A couple of days ago Iain Duncan Smith, Minister for Work and Pensions, used an ordinary word in a very ugly way.

This is what he said about the numbers of working disabled people:

“But the most important point is that we are looking to get that up to the level of normal, non-disabled people who are back in work.”

IDS’s use of ‘normal’ implies that disabled people aren’t normal. This divides, diminishes and dehumanises. It speaks only from his perspective, his “normal” – as a rich, old, white, non-disabled man.

This has shocked a lot of people, but I imagine there may be others who won’t see anything wrong with what he said. So here’s why ‘normality’ is an extraordinarily damaging concept – particularly in the hands of a politically powerful man.

Everyone’s body is different – this is normal.
People do things in different ways – this is normal.
Asking for and providing support – this is normal.

I say ‘biscuit’ thousands of times a day, I punch myself in the chest almost as often, and I use a wheelchair to get around. All of this is totally normal. And none this disables me.

IDS’s sentence contains an ugly assumption based on an out-dated belief that people are disabled by their bodies, rather than by a society that fails to consider difference.

This conflation of ‘non-disabled’ and ‘normal’ is perhaps understandable for someone who’s never given it much thought. But from a Government Minister responsible for creating and implementing policies that affect millions of disabled and non-disabled people, it’s utterly unacceptable. These policies include:

• The cap on Access to Work funding. This’ll hit the Deaf community particularly hard by limiting access to British Sign Language interpreters in the workplace. Communication for Deaf people will be restricted, curtailing their opportunities.

• The abolition of the Disability Living Allowance (DLA) and the introduction of the Personal Independence Payment (PIP). This introduces drastically tightened eligibility criteria for support with mobility costs. As a result over 100 disabled people per week are losing their Motability vehicles, and that means they lose their freedom.

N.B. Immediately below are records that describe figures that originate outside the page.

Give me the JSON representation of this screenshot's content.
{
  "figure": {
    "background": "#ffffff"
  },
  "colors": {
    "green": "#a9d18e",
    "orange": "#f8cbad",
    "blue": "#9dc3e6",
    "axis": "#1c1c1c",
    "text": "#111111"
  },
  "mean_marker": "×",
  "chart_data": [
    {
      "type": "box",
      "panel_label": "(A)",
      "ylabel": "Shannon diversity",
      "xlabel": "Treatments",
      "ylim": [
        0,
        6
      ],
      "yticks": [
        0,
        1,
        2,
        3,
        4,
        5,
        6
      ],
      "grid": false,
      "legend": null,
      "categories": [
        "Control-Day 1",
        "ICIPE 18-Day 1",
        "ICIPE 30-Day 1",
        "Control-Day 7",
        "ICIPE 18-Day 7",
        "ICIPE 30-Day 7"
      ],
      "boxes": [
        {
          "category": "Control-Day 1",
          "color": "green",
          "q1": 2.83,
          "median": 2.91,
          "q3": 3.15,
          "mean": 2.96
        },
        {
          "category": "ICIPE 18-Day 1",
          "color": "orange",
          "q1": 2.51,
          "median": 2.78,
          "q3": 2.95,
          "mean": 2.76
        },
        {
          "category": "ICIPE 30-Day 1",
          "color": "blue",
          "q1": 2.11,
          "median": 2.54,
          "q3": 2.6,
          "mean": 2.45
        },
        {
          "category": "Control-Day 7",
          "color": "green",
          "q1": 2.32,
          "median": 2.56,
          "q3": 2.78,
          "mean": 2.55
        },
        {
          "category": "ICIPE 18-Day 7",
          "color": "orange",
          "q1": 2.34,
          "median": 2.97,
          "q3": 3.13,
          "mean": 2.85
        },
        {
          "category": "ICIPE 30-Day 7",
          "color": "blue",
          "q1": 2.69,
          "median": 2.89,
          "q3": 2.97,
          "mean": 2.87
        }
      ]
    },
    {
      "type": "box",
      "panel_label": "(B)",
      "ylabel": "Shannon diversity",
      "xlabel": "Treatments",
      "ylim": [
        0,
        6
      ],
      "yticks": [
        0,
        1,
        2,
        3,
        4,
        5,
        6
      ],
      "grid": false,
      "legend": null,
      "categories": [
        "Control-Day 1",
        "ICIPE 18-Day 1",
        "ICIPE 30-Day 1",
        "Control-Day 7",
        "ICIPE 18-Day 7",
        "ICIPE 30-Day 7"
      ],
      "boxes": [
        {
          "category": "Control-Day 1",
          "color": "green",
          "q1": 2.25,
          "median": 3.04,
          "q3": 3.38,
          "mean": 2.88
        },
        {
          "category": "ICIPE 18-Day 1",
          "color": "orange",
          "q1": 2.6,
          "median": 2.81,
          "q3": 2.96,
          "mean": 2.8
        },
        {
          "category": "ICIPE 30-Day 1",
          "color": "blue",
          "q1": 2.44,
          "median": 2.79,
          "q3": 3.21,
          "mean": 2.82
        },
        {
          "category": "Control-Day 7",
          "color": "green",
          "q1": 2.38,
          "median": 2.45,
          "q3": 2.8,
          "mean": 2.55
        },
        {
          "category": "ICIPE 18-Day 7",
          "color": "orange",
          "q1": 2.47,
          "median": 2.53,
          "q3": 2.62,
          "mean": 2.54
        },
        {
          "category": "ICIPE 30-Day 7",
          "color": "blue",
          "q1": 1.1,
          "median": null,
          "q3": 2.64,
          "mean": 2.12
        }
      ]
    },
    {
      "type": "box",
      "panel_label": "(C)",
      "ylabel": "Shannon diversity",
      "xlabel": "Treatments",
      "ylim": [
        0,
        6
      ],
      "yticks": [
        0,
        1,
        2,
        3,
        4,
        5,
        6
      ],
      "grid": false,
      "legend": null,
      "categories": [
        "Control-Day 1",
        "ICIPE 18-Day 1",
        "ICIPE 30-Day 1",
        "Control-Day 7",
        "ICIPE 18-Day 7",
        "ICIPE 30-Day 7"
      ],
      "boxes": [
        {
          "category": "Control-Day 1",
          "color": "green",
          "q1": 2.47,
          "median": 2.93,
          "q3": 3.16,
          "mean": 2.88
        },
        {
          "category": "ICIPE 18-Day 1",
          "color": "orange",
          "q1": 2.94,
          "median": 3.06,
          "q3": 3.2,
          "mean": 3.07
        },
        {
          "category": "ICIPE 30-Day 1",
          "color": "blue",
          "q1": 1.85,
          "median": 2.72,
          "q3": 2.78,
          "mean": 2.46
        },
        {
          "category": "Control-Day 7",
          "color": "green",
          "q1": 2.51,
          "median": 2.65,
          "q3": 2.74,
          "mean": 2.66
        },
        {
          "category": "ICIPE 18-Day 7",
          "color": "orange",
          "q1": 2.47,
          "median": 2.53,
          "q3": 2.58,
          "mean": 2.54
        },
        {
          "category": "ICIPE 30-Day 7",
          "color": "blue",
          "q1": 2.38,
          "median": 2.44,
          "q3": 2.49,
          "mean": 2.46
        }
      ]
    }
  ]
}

• The disgusting Work Capability Assessment. This continues to cause huge suffering, with more than 2,380 people dying within months of being declared fit for work.

And this is just the tip of the iceberg.

What Duncan Smith said is too important to dismiss as just a badly phrased sentence. The language we use has the potential to shape the way we think. Words like ‘normal’ in the context of disability further embed assumptions and stereotypes.

Difference is normal, disabling policies aren’t.

Disability is created by a failure to think, adjust and support. Sadly, under the current Government, that failure’s become normal.